Вольский уже отведал пищи мертвых. Его кормили этой пищей, по каплям запускали в него мертвую воду из Смородины-реки через стальную иглу, тогда, в больнице. Он помнил, он и сейчас чувствовал, как холодное и неживое разливается по руке, поднимается к сердцу, отравляет мертвечиной кровь. Теперь он царевич. Теперь он может посадить бабу-ягу на лопату, и сунуть в печь. Он непременно это сделает. Но сначала надо вытрясти из Прошина, как спасти Соню. Еще надо предупредить Дусю, чтобы к нему не ходила. Но телефон Слободской все время повторял, что он, бедный, вне зоны действия сети и просил перезвонить позднее. Объяснить дурной машине, что «позднее» в данном конкретном случае может означать «поздно», было невозможно.
Как им удалось доехать до Заложного за два часа, при этом никого не задавив и не протаранив – один Бог знает. Дусе дозвониться так и не получилось. Когда джип Вольского с визгом затормозил у больницы, часы показывали шесть.

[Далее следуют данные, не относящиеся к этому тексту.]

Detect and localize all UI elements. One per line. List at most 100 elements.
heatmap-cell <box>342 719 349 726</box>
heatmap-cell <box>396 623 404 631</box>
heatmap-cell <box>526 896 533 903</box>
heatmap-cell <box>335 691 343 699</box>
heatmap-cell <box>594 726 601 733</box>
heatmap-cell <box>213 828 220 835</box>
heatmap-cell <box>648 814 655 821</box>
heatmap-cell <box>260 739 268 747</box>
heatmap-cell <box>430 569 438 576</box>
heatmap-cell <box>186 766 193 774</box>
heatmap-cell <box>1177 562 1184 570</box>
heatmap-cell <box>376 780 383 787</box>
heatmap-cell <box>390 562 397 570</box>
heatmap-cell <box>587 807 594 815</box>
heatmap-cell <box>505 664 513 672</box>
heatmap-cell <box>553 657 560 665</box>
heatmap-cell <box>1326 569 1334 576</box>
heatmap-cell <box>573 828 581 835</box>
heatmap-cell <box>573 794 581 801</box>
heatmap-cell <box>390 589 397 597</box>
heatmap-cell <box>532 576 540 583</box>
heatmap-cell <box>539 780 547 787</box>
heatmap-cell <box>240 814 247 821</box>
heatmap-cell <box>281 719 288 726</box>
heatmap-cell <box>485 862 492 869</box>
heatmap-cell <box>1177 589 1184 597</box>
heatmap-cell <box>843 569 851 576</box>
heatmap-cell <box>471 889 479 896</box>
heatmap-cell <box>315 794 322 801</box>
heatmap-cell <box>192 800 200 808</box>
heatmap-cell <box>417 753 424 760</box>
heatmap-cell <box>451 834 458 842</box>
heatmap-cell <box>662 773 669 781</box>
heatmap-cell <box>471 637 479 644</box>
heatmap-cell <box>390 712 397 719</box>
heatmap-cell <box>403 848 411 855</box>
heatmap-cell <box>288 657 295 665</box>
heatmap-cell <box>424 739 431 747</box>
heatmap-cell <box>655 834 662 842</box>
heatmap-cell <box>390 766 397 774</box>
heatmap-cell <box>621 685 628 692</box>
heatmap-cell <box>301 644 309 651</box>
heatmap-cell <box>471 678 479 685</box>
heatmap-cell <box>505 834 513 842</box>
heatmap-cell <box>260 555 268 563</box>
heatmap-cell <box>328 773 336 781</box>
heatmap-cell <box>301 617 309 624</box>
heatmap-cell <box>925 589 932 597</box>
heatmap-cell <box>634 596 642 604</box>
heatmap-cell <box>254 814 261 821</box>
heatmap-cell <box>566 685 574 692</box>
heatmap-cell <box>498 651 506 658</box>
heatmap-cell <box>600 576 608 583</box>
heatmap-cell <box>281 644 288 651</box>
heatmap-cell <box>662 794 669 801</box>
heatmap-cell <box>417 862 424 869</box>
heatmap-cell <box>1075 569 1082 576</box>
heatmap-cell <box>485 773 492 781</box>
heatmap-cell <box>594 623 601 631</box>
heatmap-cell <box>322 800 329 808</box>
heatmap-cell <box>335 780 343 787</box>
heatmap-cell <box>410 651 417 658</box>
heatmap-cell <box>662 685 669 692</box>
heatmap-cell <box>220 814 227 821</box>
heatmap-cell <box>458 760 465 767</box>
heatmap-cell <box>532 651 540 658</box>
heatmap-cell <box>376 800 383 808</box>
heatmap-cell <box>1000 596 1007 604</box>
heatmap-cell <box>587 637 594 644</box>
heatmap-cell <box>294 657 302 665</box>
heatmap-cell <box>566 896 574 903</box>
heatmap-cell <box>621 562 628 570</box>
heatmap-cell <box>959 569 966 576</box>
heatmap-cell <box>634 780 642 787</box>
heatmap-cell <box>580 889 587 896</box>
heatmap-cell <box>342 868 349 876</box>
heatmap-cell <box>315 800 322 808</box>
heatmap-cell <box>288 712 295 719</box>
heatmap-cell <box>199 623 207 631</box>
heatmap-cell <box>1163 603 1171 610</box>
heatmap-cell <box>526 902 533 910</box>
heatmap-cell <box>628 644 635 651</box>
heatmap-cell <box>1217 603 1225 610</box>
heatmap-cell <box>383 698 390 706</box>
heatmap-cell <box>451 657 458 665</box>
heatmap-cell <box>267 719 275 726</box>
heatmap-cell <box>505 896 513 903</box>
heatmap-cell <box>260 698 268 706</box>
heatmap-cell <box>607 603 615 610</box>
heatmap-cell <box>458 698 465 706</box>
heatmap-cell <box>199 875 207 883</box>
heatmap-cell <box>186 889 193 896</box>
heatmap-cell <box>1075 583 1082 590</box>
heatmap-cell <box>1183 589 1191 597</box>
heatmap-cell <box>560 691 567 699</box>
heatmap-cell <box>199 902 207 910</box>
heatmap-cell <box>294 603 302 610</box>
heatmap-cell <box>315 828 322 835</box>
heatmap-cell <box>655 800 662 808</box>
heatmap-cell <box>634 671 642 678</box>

Вольский отправил Федора к Веселовскорму – может, тот знает, где Дуся. Сам же отправился встречаться с Прошиным.
О, дорогого Аркадия Сергеевича в больнице помнили, еще бы! Дорогой Аркадий Сергеевич был меценатом и благодетелем не только в столице. И заложносвской больнице в целом, и каждому из ее сотрудников в частности, перепало от щедрот дорогого Аркадия Сергеевича.
– Заведующий постоянно вас вспоминает, – затараторила сестра приемного отделения, едва завидев Вольского на пороге – Какая жалость! Валентина Васильевича нет на месте! Утром к нему приехала журналистка из Москвы, брать интервью. Вот они вместе и ушли. Заведующий предупредил, что сегодня его больше не появится.
Вольский прибавил про себя, что вряд ли ваш драгоценный Валентин Васильевич теперь вообще когда-нибудь где-нибудь появится. Уж Вольский позаботиться, чтобы избавить город от этой гадины, недаром же он меценат и благодетель. Сестре благодетель сообщил, что хотел бы лично поблагодарить господина Прошина за труды, поскольку именно господину ему обязан столь быстрым выздоровлением.